Too often, however, we neglect the “M” in SME – the medium-sized firms that are said to account for a third of private sector jobs and gross domestic product.
To recognise their importance, the CBI today holds the first of its M-Club meetings to discuss common issues and concerns that are peculiar to this segment of the economy.
It is something I have addressed in previous columns. Back in May 2003, following a chat with John Anderson, chief executive of the then nascent Entrepreneural Exchange, it was evident that creating lots of small firms was all well and good, but more important was that they are encouraged to become bigger firms. Too many of those applying to join the Exchange at the time were happy to remain “lifestyle” firms, perhaps with fewer than five employees, and could not be termed entrepreneurial at all.
A year later, Andrew McLaughlin, who at the time was Royal Bank of Scotland’s deputy chief economist, produced a report entitled Wealth Creation in Scotland and he noted that “the importance of the mid- corporate sector is often lost in the competitiveness debate which has tended to focus on start-ups and new entrepreneurial activity”.
The Ms are a big and powerful force if leveraged effectively. According to GE Capital, mid-market firms across the UK posted 5.8 per cent growth last year. But often their potential is held back because, as McLaughlin said, so much official support is aimed at the smaller and larger firms. That was nine years ago, and the same problems have been identified today.
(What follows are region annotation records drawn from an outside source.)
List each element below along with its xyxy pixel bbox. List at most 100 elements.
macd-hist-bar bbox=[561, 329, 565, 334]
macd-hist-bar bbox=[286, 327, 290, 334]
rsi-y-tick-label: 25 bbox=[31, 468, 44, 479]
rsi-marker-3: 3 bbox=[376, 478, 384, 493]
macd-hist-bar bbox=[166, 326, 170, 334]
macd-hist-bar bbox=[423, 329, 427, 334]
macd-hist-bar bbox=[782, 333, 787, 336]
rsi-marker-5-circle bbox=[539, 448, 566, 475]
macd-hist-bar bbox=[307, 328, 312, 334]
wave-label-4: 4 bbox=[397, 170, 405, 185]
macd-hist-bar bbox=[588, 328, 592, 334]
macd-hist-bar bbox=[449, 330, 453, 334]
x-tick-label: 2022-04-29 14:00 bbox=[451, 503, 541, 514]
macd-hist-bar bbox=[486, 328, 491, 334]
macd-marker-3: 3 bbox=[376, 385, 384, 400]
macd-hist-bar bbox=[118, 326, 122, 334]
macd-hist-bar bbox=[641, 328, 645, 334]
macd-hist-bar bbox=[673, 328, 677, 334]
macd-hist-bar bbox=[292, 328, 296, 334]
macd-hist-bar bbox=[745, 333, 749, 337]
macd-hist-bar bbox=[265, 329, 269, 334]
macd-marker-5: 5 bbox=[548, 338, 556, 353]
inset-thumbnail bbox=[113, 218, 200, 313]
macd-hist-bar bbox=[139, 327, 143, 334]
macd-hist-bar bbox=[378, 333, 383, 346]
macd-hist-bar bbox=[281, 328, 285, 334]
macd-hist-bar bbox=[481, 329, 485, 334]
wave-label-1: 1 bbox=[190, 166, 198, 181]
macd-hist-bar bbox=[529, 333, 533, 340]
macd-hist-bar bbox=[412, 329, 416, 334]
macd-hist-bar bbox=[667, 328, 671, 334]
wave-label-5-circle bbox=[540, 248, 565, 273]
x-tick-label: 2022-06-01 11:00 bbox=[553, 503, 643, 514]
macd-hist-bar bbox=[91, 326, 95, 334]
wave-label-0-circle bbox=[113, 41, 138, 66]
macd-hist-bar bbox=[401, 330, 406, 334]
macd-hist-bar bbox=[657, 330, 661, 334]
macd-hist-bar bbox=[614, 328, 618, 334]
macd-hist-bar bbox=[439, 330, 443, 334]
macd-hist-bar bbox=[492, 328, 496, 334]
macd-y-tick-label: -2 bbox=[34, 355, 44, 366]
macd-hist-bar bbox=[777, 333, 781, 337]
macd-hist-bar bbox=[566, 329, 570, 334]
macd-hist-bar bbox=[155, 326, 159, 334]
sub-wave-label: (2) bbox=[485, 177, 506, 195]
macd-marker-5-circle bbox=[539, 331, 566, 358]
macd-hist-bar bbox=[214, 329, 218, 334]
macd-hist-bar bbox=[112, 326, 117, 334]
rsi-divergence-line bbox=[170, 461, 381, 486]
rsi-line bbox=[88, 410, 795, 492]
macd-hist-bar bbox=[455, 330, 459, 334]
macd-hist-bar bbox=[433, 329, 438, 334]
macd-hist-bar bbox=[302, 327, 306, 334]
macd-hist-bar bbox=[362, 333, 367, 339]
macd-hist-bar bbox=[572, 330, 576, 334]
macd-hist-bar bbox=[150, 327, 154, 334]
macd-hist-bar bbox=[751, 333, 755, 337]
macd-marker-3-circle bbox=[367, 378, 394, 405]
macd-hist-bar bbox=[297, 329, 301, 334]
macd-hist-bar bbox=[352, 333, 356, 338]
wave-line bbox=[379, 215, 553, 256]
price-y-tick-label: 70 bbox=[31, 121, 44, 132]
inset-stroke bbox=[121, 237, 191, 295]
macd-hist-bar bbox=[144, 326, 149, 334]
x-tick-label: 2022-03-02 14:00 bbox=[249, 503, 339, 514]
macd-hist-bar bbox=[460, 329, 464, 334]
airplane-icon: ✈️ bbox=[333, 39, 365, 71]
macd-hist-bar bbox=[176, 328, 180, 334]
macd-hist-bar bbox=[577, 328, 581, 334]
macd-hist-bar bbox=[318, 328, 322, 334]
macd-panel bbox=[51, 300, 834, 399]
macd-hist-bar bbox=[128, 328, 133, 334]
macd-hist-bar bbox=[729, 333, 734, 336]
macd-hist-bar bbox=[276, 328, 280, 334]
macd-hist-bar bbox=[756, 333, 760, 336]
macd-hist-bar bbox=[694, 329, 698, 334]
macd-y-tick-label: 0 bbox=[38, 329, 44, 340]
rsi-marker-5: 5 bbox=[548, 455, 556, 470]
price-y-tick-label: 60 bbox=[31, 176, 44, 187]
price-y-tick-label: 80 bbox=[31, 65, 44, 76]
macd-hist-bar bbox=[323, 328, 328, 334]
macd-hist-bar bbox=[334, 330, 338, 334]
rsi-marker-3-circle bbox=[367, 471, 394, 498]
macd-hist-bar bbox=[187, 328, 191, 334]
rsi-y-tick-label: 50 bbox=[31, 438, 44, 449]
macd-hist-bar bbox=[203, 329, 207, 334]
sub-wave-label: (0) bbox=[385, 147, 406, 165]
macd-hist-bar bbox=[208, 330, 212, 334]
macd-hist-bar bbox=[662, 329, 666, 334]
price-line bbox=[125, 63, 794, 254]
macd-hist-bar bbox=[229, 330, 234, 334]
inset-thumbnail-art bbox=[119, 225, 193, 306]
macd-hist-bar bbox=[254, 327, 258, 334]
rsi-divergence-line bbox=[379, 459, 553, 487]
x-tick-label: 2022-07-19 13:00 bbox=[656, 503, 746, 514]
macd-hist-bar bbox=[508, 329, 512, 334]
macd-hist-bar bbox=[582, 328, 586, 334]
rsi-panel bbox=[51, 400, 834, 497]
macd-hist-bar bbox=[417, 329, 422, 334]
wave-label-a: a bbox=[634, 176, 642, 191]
Electric Cable finally gets what he wants
THE coalition’s U-turn on creating an “electrified” ringfence to split the banks suggests more than a submission to the hardliners; it is also hints at some interesting exchanges in Cabinet and begs questions in particular about where Business Secretary Vince Cable stands on the issue.
He was the original hardliner, the bank basher in chief who wanted the complete separation of banks’ retail and investment banking divisions to prevent the collapse of one forcing the other into difficulty and requiring more taxpayer support.
But he appeared to go soft when banking standards commission chairman Andrew Tyrie declared before Christmas that the ringfencing proposals did not go far enough, and that the threat of complete separation – or an electrified ringfence – had to be included in the UK government’s Reform Bill. Cable came down on the side of Sir John Vickers, whose inquiry had initially recommended a more flexible ringfence, though he later offered support to a harder approach.
The Business Secretary argued that to have the threat of full separation hanging over the banks would create too much uncertainty.
The banks also claim the threat of full separation will put Britain at a disadvantage when elsewhere it has been rejected.
But the UK government is now backing Tyrie after being persuaded that the banks would simply find ways around the rules.
The change of policy means Cable has either changed his mind again, or been out-voted. Either way, he seems to have finally got what he wants.